Die gebräuchlichen Bremsflüssigkeiten basieren auf Glykol, welches Wasser aus der Luft aufnimmt. Bei frischer Bremsflüssigkeit liegt der Wasseranteil bei etwa 0,05 Prozent. Ist die Bremsflüssigkeit zwei Jahre alt, kann ihr Wassergehalt schon auf drei Prozent angewachsen sein. Ein hoher Wasseranteil senkt den Siedepunkt der Bremsflüssigkeit. Bei einer hohen Beanspruchung der Bremsen können so Dampfblasen entstehen, die verhindern, dass im Bremssystem der nötige Druck aufgebaut werden kann.

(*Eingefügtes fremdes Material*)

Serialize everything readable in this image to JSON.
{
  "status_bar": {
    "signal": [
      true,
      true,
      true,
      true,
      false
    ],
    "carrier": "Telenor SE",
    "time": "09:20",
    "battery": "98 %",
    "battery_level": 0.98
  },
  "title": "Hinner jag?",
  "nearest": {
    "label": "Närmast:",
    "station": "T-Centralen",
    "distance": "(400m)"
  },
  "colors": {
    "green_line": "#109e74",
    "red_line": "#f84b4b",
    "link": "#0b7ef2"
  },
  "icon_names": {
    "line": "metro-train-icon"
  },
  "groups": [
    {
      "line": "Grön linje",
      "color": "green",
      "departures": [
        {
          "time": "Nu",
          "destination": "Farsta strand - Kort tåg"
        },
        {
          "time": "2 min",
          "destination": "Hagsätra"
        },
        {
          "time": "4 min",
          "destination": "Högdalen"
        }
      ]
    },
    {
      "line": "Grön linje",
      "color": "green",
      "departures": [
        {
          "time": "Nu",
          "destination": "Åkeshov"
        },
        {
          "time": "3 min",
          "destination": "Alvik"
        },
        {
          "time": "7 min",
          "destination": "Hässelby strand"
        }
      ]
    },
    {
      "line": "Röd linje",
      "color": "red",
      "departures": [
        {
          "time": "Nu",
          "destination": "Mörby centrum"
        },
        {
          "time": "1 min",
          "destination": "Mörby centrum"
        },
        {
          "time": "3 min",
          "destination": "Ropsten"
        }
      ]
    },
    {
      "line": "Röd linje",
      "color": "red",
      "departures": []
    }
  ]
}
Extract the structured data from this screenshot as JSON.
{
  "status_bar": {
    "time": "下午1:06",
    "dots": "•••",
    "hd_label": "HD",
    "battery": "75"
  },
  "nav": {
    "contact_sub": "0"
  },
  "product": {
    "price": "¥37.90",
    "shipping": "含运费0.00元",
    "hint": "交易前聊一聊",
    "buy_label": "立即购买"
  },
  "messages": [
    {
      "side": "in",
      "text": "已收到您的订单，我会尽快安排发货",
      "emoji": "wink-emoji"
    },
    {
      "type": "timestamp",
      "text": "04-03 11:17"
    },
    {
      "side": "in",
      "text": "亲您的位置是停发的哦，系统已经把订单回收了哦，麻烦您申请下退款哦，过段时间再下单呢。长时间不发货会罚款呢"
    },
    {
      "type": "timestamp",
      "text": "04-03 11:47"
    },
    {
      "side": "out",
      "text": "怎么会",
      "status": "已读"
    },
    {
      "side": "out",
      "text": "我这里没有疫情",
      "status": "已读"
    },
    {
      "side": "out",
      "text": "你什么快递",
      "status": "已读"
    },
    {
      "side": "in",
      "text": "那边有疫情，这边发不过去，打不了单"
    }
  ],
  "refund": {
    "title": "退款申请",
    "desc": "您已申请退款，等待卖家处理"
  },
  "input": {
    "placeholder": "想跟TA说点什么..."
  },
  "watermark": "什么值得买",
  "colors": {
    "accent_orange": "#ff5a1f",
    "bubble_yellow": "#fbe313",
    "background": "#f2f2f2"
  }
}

Der Wechsel der Bremsflüssigkeit ist in Werkstätten innerhalb von 30 bis 60 Minuten vollzogen. Dieser Service kostet meist um die 40 Euro, wobei auch der Fahrzeugtyp von Bedeutung ist. Wer besonders “sportlich” fährt sollte die Bremsflüssigkeit regelmäßig überprüfen lassen. Ein derartiger Fahrstil belastet die Bremsen stärker als defensives Fahren. Wer die Bremsen zusätzlich entlasten möchte, sollte die Bremswirkung des Motors nutzen.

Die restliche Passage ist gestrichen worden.